Let $L$ be a Lattice in the complex plane $\mathbb{C}$ . Let $L=\langle1,\tau\rangle$, where $\tau\in H $( Upper half plane). Given that $iL=L$. What are the possible values of $\tau$?
So , by hypothesis $i\in L$ then $i=m+n\tau\implies \tau =\frac{i-m}{n}$ I think I have to proceed like this.
Note that you also need $-i\tau\in L$, and $-i\tau=\frac{1+im}{n} = m\tau + \frac{m^2+1}{n}$, so $\tau=\frac{i-m}{n}$ not just for any integer $m$ and positive integer $n$, but only if $n|(m^2+1)$.

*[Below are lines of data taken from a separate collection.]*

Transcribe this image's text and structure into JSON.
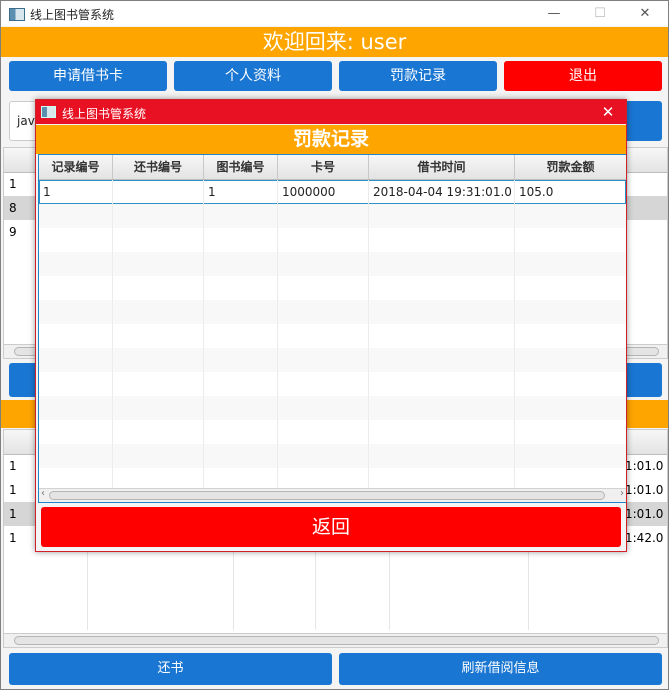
{
  "main_window": {
    "title": "线上图书管系统",
    "controls": {
      "minimize": "—",
      "maximize": "☐",
      "close": "✕"
    },
    "welcome": "欢迎回来: user",
    "buttons": {
      "apply_card": "申请借书卡",
      "profile": "个人资料",
      "fines": "罚款记录",
      "logout": "退出"
    },
    "search_value": "java",
    "bg_rows_top": [
      "1",
      "8",
      "9"
    ],
    "bg_rows_bottom": [
      {
        "id": "1",
        "time": "1:01.0"
      },
      {
        "id": "1",
        "time": "1:01.0"
      },
      {
        "id": "1",
        "time": "1:01.0"
      },
      {
        "id": "1",
        "time": "1:42.0"
      }
    ],
    "bottom_buttons": {
      "return_book": "还书",
      "refresh": "刷新借阅信息"
    }
  },
  "dialog": {
    "title": "线上图书管系统",
    "close": "✕",
    "heading": "罚款记录",
    "columns": [
      "记录编号",
      "还书编号",
      "图书编号",
      "卡号",
      "借书时间",
      "罚款金额"
    ],
    "rows": [
      [
        "1",
        "",
        "1",
        "1000000",
        "2018-04-04 19:31:01.0",
        "105.0"
      ]
    ],
    "back_button": "返回"
  },
  "colors": {
    "accent_orange": "#ffa500",
    "primary_blue": "#1976d2",
    "danger_red": "#ff0000",
    "dialog_titlebar": "#e81123"
  }
}
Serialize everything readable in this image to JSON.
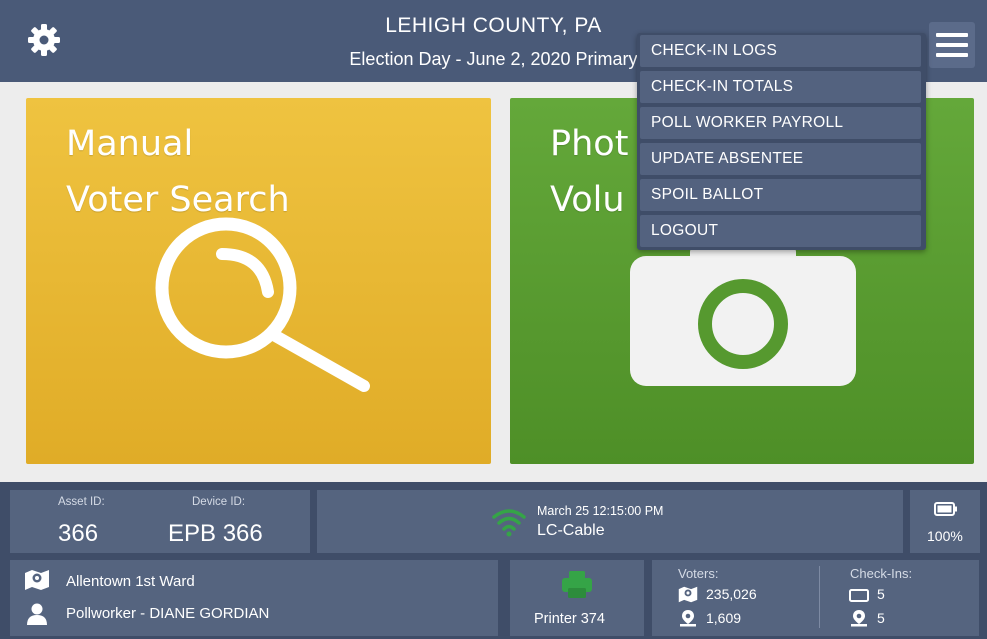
{
  "header": {
    "county": "LEHIGH COUNTY, PA",
    "election": "Election Day - June 2, 2020 Primary"
  },
  "tiles": {
    "manual": {
      "line1": "Manual",
      "line2": "Voter Search"
    },
    "photo": {
      "line1": "Phot",
      "line2": "Volu"
    }
  },
  "menu": {
    "items": [
      "CHECK-IN LOGS",
      "CHECK-IN TOTALS",
      "POLL WORKER PAYROLL",
      "UPDATE ABSENTEE",
      "SPOIL BALLOT",
      "LOGOUT"
    ]
  },
  "status": {
    "asset_label": "Asset ID:",
    "asset_value": "366",
    "device_label": "Device ID:",
    "device_value": "EPB 366",
    "datetime": "March 25  12:15:00 PM",
    "network": "LC-Cable",
    "battery": "100%",
    "battery_level": 1.0
  },
  "info": {
    "ward": "Allentown 1st Ward",
    "pollworker": "Pollworker - DIANE GORDIAN",
    "printer": "Printer 374",
    "voters_label": "Voters:",
    "voters_total": "235,026",
    "voters_precinct": "1,609",
    "checkins_label": "Check-Ins:",
    "checkins_device": "5",
    "checkins_precinct": "5"
  },
  "colors": {
    "header": "#4a5a78",
    "manual_tile": "#e8b832",
    "photo_tile": "#5a9e32",
    "menu_item": "#53627f",
    "accent_green": "#35a447"
  }
}
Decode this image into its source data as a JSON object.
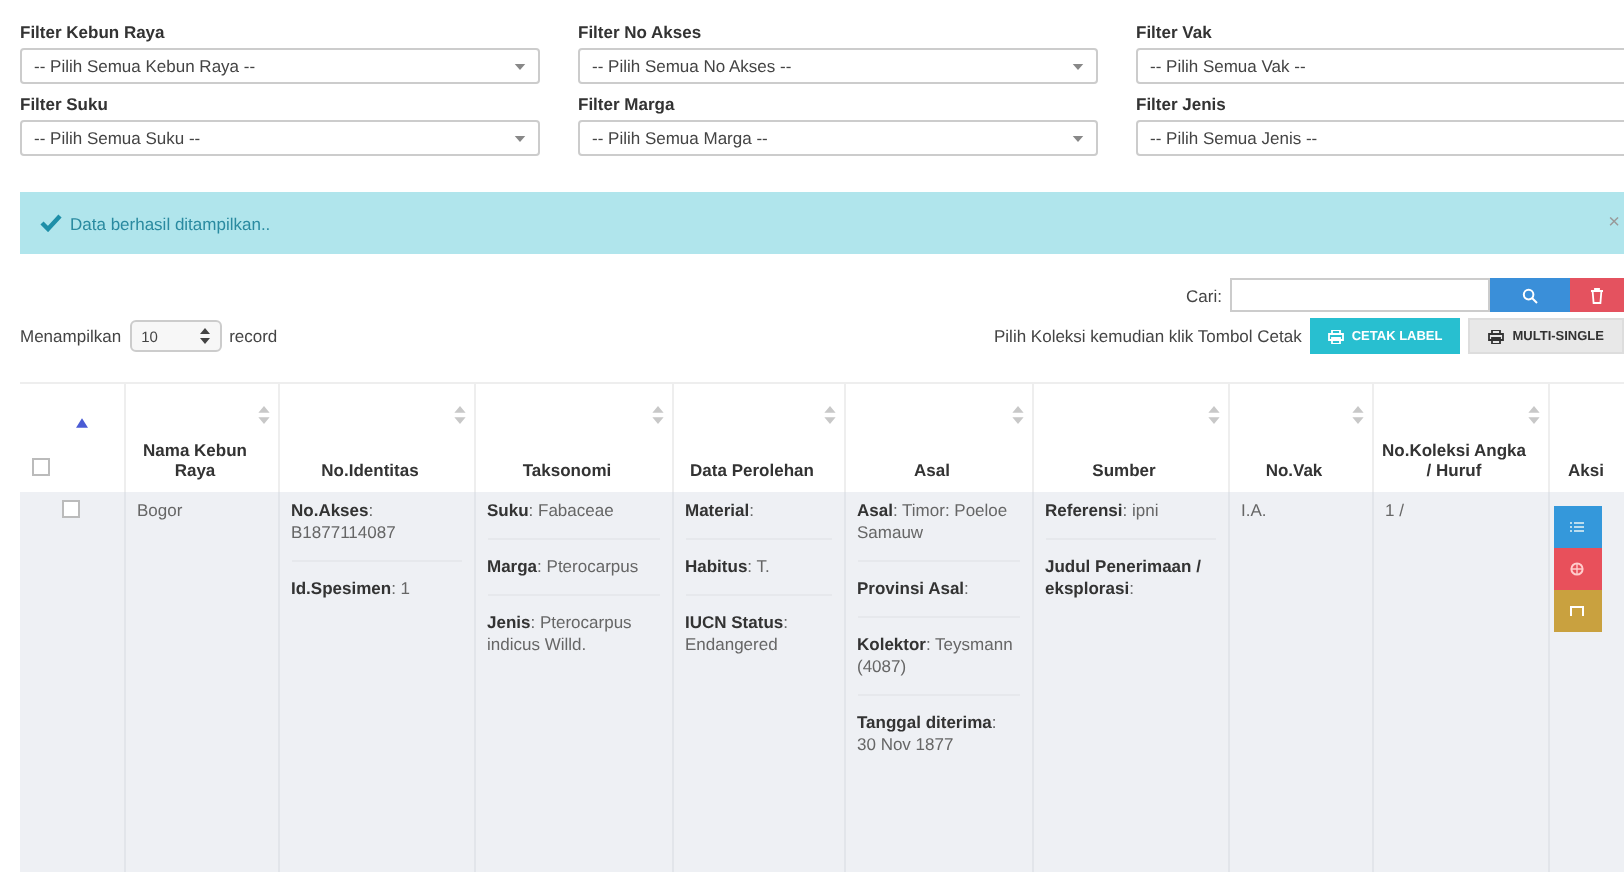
{
  "filters": [
    {
      "label": "Filter Kebun Raya",
      "placeholder": "-- Pilih Semua Kebun Raya --"
    },
    {
      "label": "Filter No Akses",
      "placeholder": "-- Pilih Semua No Akses --"
    },
    {
      "label": "Filter Vak",
      "placeholder": "-- Pilih Semua Vak --"
    },
    {
      "label": "Filter Suku",
      "placeholder": "-- Pilih Semua Suku --"
    },
    {
      "label": "Filter Marga",
      "placeholder": "-- Pilih Semua Marga --"
    },
    {
      "label": "Filter Jenis",
      "placeholder": "-- Pilih Semua Jenis --"
    }
  ],
  "alert": {
    "message": "Data berhasil ditampilkan..",
    "close": "×"
  },
  "search": {
    "label": "Cari:"
  },
  "length": {
    "prefix": "Menampilkan",
    "value": "10",
    "suffix": "record"
  },
  "print_hint": "Pilih Koleksi kemudian klik Tombol Cetak",
  "buttons": [
    {
      "kind": "print",
      "label": "CETAK LABEL"
    },
    {
      "kind": "secondary",
      "label": "MULTI-SINGLE"
    }
  ],
  "table": {
    "columns": [
      {
        "kind": "checkbox",
        "checked": false,
        "sorted": true
      },
      {
        "label": "Nama Kebun Raya",
        "sorted": false
      },
      {
        "label": "No.Identitas",
        "sorted": false
      },
      {
        "label": "Taksonomi",
        "sorted": false
      },
      {
        "label": "Data Perolehan",
        "sorted": false
      },
      {
        "label": "Asal",
        "sorted": false
      },
      {
        "label": "Sumber",
        "sorted": false
      },
      {
        "label": "No.Vak",
        "sorted": false
      },
      {
        "label": "No.Koleksi Angka / Huruf",
        "sorted": false
      },
      {
        "label": "Aksi"
      }
    ],
    "rows": [
      {
        "cells": [
          {
            "kind": "checkbox",
            "checked": false
          },
          {
            "kind": "fields",
            "fields": [
              "Bogor"
            ]
          },
          {
            "kind": "fields",
            "fields": [
              "**No.Akses**: B1877114087",
              "**Id.Spesimen**: 1"
            ]
          },
          {
            "kind": "fields",
            "fields": [
              "**Suku**: Fabaceae",
              "**Marga**: Pterocarpus",
              "**Jenis**: Pterocarpus indicus Willd."
            ]
          },
          {
            "kind": "fields",
            "fields": [
              "**Material**:",
              "**Habitus**: T.",
              "**IUCN Status**: Endangered"
            ]
          },
          {
            "kind": "fields",
            "fields": [
              "**Asal**: Timor: Poeloe Samauw",
              "**Provinsi Asal**:",
              "**Kolektor**: Teysmann (4087)",
              "**Tanggal diterima**: 30 Nov 1877"
            ]
          },
          {
            "kind": "fields",
            "fields": [
              "**Referensi**: ipni",
              "**Judul Penerimaan / eksplorasi**:"
            ]
          },
          {
            "kind": "fields",
            "fields": [
              "I.A."
            ]
          },
          {
            "kind": "fields",
            "fields": [
              "1 /"
            ]
          },
          {
            "kind": "actions",
            "actions": [
              {
                "kind": "detail"
              },
              {
                "kind": "print"
              },
              {
                "kind": "edit"
              }
            ]
          }
        ]
      }
    ]
  }
}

You can also say that such lattice has to be square, so $\tau$ has to be equal to some Möbius transformation applied to $i$: $\tau=\frac{ai+b}{ci+d}$ for integer $a,b,c,d$ such that $ad-bc=1$ (this representation is not unique: there are $4$ ways to choose $a,b,c,d$ which give any particular $\tau$); equivalently, $\tau = \frac{i+ac+bd}{c^2+d^2}$. This answer is equivalent to the answer given by the first approach. In particular, you can verify that the denominator $c^2+d^2$ indeed divides $(ac+bd)^2+1$, taking into account $1=(ad-bc)^2$.